Nutrition Facts : Calories 316 kcal, Carbohydrate 25 g, Protein 19 g, Fat 15 g, SaturatedFat 8 g, Cholesterol 245 mg, Sodium 1004 mg, Fiber 1 g, Sugar 15 g, ServingSize 1 serving
SLAM DUNK COCONUT SHRIMP DIPPING SAUCE
This is our favorite dipping sauce for coconut shrimp. The heat from the horseradish combined with the sweet apricot and citrus pineapple flavors makes this a real slam dunk! This freezes well.
Provided by SHORECOOK
Categories Side Dish Sauces and Condiments Recipes Sauce Recipes
Time 5m
Yield 24
Number Of Ingredients 3
Steps:
- Mix apricot preserves and horseradish in a bowl; stir in pineapple. Cover and refrigerate until ready to serve.
Nutrition Facts : Calories 57.9 calories, Carbohydrate 15.4 g, Fat 0.1 g, Fiber 0.2 g, Protein 0.2 g, Sodium 11.2 mg, Sugar 10.7 g
Tips:
- Use fresh, large shrimp for the best results.
- Butterfly the shrimp properly to ensure even cooking.
- Make sure the coconut coating is evenly distributed on the shrimp.
- Use a deep fryer or a large saucepan with high sides for frying the shrimp.
- Fry the shrimp in batches to avoid overcrowding and ensure even cooking.

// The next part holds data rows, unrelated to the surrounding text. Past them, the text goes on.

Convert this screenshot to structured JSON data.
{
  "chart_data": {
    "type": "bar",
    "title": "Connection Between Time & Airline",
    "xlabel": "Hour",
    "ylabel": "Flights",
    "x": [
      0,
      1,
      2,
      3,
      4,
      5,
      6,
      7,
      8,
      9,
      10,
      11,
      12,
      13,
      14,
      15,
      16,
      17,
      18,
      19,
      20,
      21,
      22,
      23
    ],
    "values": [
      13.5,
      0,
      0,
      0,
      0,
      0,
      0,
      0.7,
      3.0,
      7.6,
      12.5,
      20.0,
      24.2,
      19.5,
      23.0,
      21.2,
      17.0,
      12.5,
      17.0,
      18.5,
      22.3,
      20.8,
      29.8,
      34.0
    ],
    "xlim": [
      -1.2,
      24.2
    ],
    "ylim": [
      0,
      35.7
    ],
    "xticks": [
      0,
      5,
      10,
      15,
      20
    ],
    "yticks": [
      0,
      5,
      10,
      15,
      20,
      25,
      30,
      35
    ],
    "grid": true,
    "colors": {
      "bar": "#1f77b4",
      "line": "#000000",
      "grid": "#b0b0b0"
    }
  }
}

- Serve the shrimp immediately with your favorite dipping sauce.
Conclusion:
Slam dunk butterflied coconut shrimp is a delicious and easy-to-make appetizer or main course. The shrimp are coated in a flavorful mixture of coconut, bread crumbs, and spices, then fried until golden brown. The result is a crispy, juicy shrimp that is sure to please everyone at your table. Serve the shrimp with your favorite dipping sauce, such as sweet and sour sauce, honey mustard, or ranch dressing.